In den Niederlanden kann – theoretisch – jede gesellschaftliche Gruppe Fernsehen machen. Sie kann mit ihren Programmen Teilstrecken beanspruchen, und bekommt dafür Anteil vom Werbeerlös, treibt Mitgliedsbeiträge und erhält – der größte Batzen – einen staatlichen Zuschuss. Dass und wie man auch daran politisch motiviert drehen kann, hat kürzlich die Koalition mit Wilders traurig gezeigt. Und trotzdem : Da sendet mal die Arbeiterpartei, mal die katholische Kirche, und mal RTL oder Veronica. Nebenher fällt auf, dass das deutsche Fernsehen neben der BBC am liebsten den niederländischen Markt an neuen Ideen beklaut. Da scheint auch handwerklich etwas besser zu funktionieren.

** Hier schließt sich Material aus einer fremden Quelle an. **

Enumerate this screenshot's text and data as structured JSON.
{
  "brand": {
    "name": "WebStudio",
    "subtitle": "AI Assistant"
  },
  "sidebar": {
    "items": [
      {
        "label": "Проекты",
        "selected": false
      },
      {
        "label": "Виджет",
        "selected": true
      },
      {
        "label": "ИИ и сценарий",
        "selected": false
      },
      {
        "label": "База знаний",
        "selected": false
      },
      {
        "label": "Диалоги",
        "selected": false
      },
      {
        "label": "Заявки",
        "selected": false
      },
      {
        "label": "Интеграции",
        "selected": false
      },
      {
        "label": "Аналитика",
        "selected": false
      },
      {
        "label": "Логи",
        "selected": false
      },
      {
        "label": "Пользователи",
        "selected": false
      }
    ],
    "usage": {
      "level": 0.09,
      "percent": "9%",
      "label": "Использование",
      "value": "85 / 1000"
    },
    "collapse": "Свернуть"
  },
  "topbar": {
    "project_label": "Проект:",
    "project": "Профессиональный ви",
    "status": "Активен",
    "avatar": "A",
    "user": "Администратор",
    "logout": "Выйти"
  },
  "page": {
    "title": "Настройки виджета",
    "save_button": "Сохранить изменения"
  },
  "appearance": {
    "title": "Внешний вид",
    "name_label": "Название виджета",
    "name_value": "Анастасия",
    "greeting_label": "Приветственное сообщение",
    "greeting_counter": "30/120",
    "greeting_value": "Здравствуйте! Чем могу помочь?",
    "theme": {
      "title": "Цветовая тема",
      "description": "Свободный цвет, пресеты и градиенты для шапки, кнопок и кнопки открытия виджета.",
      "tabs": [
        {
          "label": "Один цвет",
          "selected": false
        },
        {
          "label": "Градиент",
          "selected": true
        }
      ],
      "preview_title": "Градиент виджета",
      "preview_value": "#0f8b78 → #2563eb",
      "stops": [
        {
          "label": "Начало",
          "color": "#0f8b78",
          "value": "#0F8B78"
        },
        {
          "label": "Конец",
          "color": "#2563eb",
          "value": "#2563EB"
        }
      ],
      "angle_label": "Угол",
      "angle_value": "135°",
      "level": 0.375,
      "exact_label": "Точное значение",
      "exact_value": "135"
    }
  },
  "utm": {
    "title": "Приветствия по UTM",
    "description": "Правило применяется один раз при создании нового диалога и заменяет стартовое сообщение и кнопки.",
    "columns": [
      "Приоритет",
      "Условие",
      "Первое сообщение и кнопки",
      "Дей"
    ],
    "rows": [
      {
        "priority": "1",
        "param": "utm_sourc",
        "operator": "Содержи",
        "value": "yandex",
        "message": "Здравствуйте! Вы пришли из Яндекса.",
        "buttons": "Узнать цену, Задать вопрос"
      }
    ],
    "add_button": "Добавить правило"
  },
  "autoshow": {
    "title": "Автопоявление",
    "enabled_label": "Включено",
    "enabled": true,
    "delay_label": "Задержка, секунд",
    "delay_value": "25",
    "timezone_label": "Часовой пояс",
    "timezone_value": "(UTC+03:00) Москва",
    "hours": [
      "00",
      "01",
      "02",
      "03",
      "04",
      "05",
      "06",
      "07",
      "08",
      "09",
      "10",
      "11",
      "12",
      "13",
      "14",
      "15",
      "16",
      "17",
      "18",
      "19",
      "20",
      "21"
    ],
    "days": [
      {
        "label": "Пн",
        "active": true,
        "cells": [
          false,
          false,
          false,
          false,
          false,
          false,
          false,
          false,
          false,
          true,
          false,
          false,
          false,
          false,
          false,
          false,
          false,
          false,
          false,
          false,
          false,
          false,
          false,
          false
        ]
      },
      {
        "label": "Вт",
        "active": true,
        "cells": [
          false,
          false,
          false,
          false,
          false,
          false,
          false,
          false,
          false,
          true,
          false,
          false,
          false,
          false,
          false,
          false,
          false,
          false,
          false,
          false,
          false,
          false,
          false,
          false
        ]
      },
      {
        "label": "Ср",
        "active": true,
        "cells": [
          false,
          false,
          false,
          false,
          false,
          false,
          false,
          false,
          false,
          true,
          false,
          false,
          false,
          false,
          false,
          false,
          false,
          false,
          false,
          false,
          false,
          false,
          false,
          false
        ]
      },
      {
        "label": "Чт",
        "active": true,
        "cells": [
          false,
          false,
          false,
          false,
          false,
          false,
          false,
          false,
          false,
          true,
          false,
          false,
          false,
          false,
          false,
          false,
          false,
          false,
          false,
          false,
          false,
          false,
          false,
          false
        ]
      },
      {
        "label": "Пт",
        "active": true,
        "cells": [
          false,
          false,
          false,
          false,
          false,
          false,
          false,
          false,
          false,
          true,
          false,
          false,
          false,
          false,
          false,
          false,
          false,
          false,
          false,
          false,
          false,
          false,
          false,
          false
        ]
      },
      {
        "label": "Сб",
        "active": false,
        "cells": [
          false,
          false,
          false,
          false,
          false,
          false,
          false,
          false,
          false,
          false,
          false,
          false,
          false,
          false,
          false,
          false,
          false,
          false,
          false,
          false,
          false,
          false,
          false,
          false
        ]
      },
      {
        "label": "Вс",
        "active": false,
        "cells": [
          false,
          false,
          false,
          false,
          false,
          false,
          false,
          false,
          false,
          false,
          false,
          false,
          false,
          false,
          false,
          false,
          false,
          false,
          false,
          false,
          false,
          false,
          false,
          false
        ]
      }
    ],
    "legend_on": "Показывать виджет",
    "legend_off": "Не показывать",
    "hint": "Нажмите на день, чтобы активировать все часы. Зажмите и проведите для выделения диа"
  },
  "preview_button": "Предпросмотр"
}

Auch das wäre wieder ein weiter Weg, den Parteien zu sagen: Wenn ihr unbedingt besser wisst und vollstrecken wollt, wie Fernsehen geht – bitte sehr. Macht. Hier ist Geld, hier ist Frequenz, nun salbadert Euch die Wohnzimmer leer. Wobei ... die neue sozialdemokratische Zoo–Sendung „Ein Platz für Thierse“ würde ich gucken.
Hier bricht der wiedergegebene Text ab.